Die ABB bietet mit dem PCS100 AVC eine Marktlösung an, mit der die Spannung kontinuierlich geregelt und sogar für kurzzeitige Unterbrechungen abgesichert wird. Diese Regeleinheit wurde allerdings nicht vor dem Hintergrund der dezentralen Einspeisungen, sondern schon früher zur Absicherung von empfindlichen Fabriken (z. B. Halbleiterfertigung) entwickelt.
Zu erwähnen ist noch die norwegische Fa. Magtech. Sie bietet einen RONT an, der in einem Gerät einen ungeregelten Transformator mit einem Strangregler vereint.

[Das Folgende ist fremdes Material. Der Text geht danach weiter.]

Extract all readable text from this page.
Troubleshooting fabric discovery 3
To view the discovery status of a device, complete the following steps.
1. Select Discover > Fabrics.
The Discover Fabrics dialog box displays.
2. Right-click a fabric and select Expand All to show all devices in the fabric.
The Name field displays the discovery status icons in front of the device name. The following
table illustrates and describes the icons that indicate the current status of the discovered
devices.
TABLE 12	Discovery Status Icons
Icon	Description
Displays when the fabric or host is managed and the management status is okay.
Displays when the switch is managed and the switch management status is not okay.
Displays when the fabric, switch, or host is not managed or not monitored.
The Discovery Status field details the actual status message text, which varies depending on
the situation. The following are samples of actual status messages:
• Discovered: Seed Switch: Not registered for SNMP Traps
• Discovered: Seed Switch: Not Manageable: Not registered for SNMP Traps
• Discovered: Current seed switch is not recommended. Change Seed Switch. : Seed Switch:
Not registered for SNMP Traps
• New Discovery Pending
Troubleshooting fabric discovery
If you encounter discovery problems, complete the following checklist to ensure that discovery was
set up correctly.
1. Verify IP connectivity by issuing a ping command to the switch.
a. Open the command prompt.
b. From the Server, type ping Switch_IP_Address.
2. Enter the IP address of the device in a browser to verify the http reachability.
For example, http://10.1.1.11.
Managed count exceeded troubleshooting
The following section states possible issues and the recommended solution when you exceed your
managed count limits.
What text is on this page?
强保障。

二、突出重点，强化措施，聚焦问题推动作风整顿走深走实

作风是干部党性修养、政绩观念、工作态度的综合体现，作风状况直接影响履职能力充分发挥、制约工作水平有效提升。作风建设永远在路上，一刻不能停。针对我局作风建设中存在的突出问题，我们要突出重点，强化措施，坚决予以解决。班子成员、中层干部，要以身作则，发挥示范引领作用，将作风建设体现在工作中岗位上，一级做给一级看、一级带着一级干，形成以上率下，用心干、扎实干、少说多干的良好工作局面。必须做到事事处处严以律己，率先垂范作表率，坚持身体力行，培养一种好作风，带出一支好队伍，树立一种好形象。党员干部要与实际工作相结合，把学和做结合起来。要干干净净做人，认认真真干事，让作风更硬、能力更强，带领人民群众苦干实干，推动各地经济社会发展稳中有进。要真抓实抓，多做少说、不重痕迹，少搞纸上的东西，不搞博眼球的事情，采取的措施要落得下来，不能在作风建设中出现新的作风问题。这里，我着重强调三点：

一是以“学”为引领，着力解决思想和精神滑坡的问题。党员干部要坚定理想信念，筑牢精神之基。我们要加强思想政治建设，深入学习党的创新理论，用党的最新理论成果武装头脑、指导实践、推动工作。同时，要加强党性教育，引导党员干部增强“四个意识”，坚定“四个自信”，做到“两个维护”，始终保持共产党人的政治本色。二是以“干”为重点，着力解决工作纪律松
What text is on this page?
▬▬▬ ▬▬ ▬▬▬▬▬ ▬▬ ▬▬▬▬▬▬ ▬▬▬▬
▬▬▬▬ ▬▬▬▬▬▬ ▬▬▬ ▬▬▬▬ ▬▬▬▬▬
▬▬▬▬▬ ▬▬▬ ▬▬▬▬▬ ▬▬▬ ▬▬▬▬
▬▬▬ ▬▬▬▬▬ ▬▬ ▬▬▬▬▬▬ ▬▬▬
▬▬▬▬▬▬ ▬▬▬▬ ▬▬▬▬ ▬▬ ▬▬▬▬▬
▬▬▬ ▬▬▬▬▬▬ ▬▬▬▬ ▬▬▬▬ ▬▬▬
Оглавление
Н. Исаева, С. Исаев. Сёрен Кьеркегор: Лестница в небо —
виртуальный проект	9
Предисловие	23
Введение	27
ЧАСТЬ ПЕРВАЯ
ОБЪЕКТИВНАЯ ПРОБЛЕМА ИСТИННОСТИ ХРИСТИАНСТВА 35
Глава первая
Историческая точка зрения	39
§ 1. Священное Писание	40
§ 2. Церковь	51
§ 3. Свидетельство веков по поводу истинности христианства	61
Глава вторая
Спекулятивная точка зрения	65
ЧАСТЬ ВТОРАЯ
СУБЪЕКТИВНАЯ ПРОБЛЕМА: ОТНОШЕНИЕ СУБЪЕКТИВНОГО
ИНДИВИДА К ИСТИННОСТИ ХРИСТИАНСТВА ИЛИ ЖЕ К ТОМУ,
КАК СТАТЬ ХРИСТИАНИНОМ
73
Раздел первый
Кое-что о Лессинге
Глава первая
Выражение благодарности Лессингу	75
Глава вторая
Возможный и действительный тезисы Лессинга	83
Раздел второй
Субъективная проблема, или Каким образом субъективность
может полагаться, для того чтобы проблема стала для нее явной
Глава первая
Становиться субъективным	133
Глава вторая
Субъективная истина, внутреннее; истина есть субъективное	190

Mittlerweile arbeitet auch GE an einer eigenen Lösung zur Regelung von Niederspannungsnetzen basierend auf einem Strangreglerkonzept.
Fazit
Man darf erwarten, dass noch weitere Firmen Lösungen präsentieren, aber auch, dass sich nur wenige durchsetzen werden. Es bleibt also spannend, wie sich das Thema RONT im Detail weiterentwickelt. In jedem Fall wird es unser Stromversorgungssystem grundlegend verändern. Allerdings bedarf es einiger Zeit, bis das Know-How im Umgang mit dem RONT bei allen Netzbetreibern vorhanden ist und geeignete Rahmenbedingungen in Normung und Regulierung geschaffen sind. Dazu unterstützt seit 2016 nun auch der FNN die Verteilnetzbetreiber mit einem Technischen Hinweis zum Umgang mit dem RONT.